In “Reduce Sum: A Minimal Example” it also says to set the number of chains*threads (4 * 2 in the example) equal to the number of physical cores ( 8 in the example), but the number of cores is left equal to the number of chains (4 in the example). Should the number of cores have been set to 8? Or is there something special going on on that example?
I get no speed-up at all, following Reduce Sum: A Minimal Example. I tried my local machine and a cluster of cores, different values for chains, cores, threads, but I rarely get any speed-up at all, and never anywhere close to the 2.7 speed-up in the case study.
I’m able to replicate the case study, but my local machine only has 4 cores, so I updated to cores=1, chains=1, and set_num_threads(4). I had a speedup of ~2.5 with that setup.

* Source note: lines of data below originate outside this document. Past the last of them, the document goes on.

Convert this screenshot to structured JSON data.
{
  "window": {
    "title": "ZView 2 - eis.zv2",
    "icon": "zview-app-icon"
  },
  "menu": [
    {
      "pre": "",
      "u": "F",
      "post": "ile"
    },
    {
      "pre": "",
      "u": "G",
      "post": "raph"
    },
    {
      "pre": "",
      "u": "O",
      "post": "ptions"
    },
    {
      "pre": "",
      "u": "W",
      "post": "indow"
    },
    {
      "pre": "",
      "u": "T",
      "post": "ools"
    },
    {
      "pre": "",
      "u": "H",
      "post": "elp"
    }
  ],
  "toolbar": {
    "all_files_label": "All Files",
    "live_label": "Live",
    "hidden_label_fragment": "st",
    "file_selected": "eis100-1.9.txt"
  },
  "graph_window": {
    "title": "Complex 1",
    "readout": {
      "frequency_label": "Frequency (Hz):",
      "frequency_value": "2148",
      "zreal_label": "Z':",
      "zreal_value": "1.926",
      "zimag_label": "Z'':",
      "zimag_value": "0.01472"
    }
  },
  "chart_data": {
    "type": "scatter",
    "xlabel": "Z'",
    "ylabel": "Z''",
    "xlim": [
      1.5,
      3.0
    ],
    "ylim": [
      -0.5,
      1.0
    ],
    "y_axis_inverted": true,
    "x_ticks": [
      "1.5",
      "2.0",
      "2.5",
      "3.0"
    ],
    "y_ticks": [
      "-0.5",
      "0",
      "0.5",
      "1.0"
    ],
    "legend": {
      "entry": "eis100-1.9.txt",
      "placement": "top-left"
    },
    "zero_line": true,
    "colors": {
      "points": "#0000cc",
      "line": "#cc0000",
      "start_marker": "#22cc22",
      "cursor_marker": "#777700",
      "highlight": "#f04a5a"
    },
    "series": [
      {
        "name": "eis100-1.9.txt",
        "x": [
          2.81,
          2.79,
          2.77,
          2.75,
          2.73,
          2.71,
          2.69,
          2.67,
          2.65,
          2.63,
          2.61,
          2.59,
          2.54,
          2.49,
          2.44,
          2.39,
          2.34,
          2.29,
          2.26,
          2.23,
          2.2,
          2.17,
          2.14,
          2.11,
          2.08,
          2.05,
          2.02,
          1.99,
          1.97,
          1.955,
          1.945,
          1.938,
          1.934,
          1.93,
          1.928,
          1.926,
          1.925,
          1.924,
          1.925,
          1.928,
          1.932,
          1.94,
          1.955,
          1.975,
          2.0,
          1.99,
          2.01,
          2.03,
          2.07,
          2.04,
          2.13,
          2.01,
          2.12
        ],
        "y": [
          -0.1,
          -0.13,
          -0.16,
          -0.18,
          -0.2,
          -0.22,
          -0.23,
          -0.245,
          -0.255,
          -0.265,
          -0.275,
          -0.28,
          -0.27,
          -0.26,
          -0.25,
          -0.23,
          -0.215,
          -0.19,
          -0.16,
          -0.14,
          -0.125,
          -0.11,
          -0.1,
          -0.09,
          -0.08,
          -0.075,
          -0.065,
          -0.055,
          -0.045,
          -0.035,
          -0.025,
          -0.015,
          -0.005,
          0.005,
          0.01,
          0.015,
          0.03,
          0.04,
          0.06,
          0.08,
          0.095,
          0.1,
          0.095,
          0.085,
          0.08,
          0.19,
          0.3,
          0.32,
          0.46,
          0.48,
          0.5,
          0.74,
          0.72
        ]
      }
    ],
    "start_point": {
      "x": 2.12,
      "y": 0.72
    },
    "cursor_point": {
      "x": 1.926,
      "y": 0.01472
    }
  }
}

thanks @djgustafson ! unfortunately this didn’t work for me either, still unable to replicate the speed-up in the case study (or any speed-up at all !).
I was able to replicate the case study on a home assembled PC built around an Intel i9-7960X cpu (16 cores, 32 threads). I followed the case study exactly except I set the number of threads to 4 per chain. The timings were - unthreaded base model:
so about a factor 3.6 improvement in total execution time. I haven’t experimented much with different chain/thread combinations except there appears to be no incremental improvement with chains*threads > number physical cores.
I’m running Windows 10 with R 4.0.0, Rtools 4.0, cmdstan 2.23.0, cmdstanr 0.0.0.9000.